Catholic journalist and author Tom Bethell agreed with Wiker.

“Some of the people who are anti-Darwin don’t really understand what is going on,” he said. “This is not about science versus religion; it’s about philosophy versus science. Darwinism is basically the philosophy of materialism read into biology.”

Bethell, who wrote the first modern mainstream critique of Darwinism in Harper’s magazine in 1976, said ID is now tolerated to the point where academics outside the sciences can propose it and survive.

 “But,” he warned, “anyone who takes a pro-intelligent design position while teaching biology will likely be run out of town.”

Kevin Michael Grace writes from Victoria, British Columbia.



DOVER, Penn. — The Dover School Board is the first school district in the United States to officially teach students about the theory of intelligent design as an alternative to Darwin’s theory of evolution.

On Jan. 18, in the first stage of instruction about intelligent design, a four-paragraph statement saying that Darwinian evolution is only a theory was read to ninth-grade biology students in the Dover Area School District.

“Intelligent Design is an explanation of the origin of life that differs from Darwin’s view,” the statement said.

The school board’s decision to offer intelligent design instruction to students has triggered a federal lawsuit, and all three of the board members who voted against the decision have resigned in protest.

 The lawsuit was filed in December on behalf of 11 parents by lawyers from the American Civil Liberties Union and Americans United for Separation of Church and State.
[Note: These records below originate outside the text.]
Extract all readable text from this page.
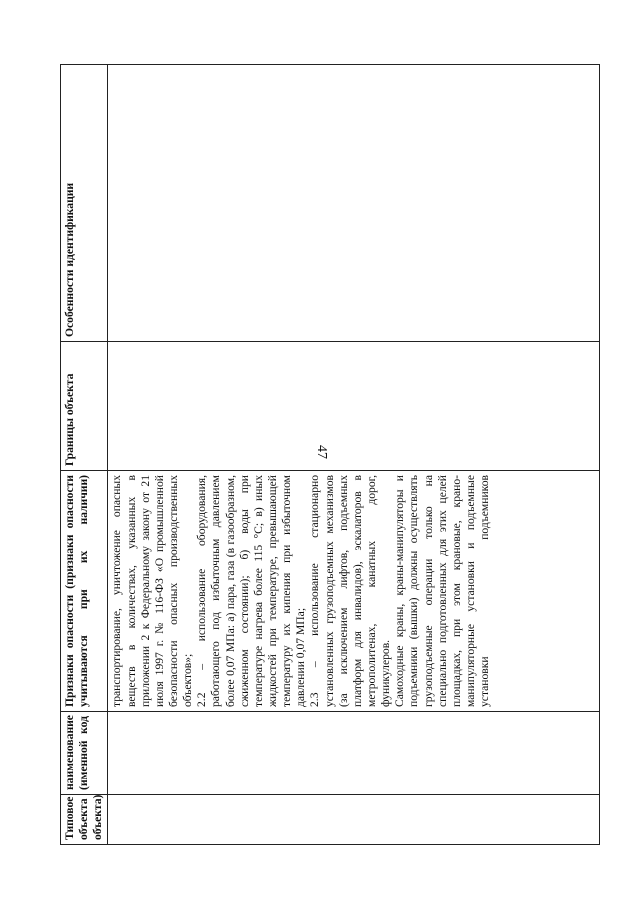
47
Типовое объекта объекта)	наименование (именной код	Признаки опасности (признаки опасности учитываются при их наличии)	Границы объекта	Особенности идентификации

		транспортирование, уничтожение опасных веществ в количествах, указанных в приложении 2 к Федеральному закону от 21 июля 1997 г. № 116-ФЗ «О промышленной безопасности опасных производственных объектов»; 2.2 – использование оборудования, работающего под избыточным давлением более 0,07 МПа: а) пара, газа (в газообразном, сжиженном состоянии); б) воды при температуре нагрева более 115 °С; в) иных жидкостей при температуре, превышающей температуру их кипения при избыточном давлении 0,07 МПа; 2.3 – использование стационарно установленных грузоподъемных механизмов (за исключением лифтов, подъемных платформ для инвалидов), эскалаторов в метрополитенах, канатных дорог, фуникулеров. Самоходные краны, краны-манипуляторы и подъемники (вышки) должны осуществлять грузоподъемные операции только на специально подготовленных для этих целей площадках, при этом крановые, крано-манипуляторные установки и подъемные установки подъемников		
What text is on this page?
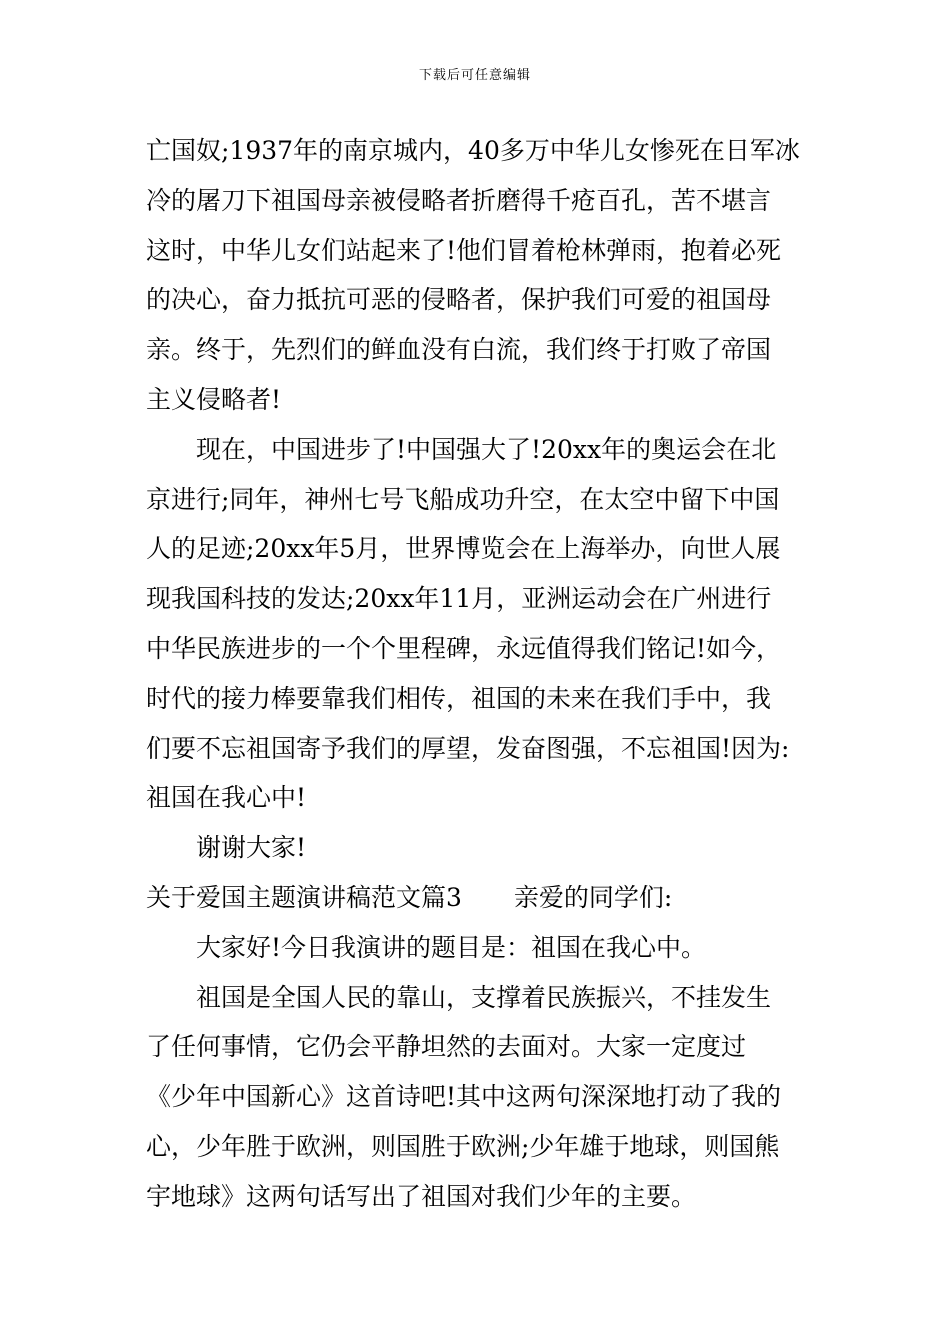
下载后可任意编辑
亡国奴;1937年的南京城内，40多万中华儿女惨死在日军冰
冷的屠刀下祖国母亲被侵略者折磨得千疮百孔，苦不堪言
这时，中华儿女们站起来了!他们冒着枪林弹雨，抱着必死
的决心，奋力抵抗可恶的侵略者，保护我们可爱的祖国母
亲。终于，先烈们的鲜血没有白流，我们终于打败了帝国
主义侵略者!
现在，中国进步了!中国强大了!20xx年的奥运会在北
京进行;同年，神州七号飞船成功升空，在太空中留下中国
人的足迹;20xx年5月，世界博览会在上海举办，向世人展
现我国科技的发达;20xx年11月，亚洲运动会在广州进行
中华民族进步的一个个里程碑，永远值得我们铭记!如今，
时代的接力棒要靠我们相传，祖国的未来在我们手中，我
们要不忘祖国寄予我们的厚望，发奋图强，不忘祖国!因为:
祖国在我心中!
谢谢大家!
关于爱国主题演讲稿范文篇3 亲爱的同学们:
大家好!今日我演讲的题目是：祖国在我心中。
祖国是全国人民的靠山，支撑着民族振兴，不挂发生
了任何事情，它仍会平静坦然的去面对。大家一定度过
《少年中国新心》这首诗吧!其中这两句深深地打动了我的
心，少年胜于欧洲，则国胜于欧洲;少年雄于地球，则国熊
宇地球》这两句话写出了祖国对我们少年的主要。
The plaintiffs contend the school board’s decision violates their religious liberties “by promoting religious beliefs to their children under the guise of science education.”

        “Teaching students about religion’s role in world history and culture is proper, but disguising a particular religious belief as science is not,” said American Civil Liberties Union of Pennsylvania Legal Director Witold Walczak. “Intelligent design is a Trojan horse for bringing religious creationism back into public school science classes.”

The Michigan-based Thomas More Law Center is defending the Dover school district.

“Biology students in this small town received perhaps the most balanced science education regarding Darwin’s theory of evolution than any other public school student in the nation,” Richard Thompson, president and chief counsel of the center said in a statement Jan. 18. “This is not a case of science versus religion, but science versus science, with credible scientists now determining that based upon scientific data, the theory of evolution cannot explain the complexity of living cells.”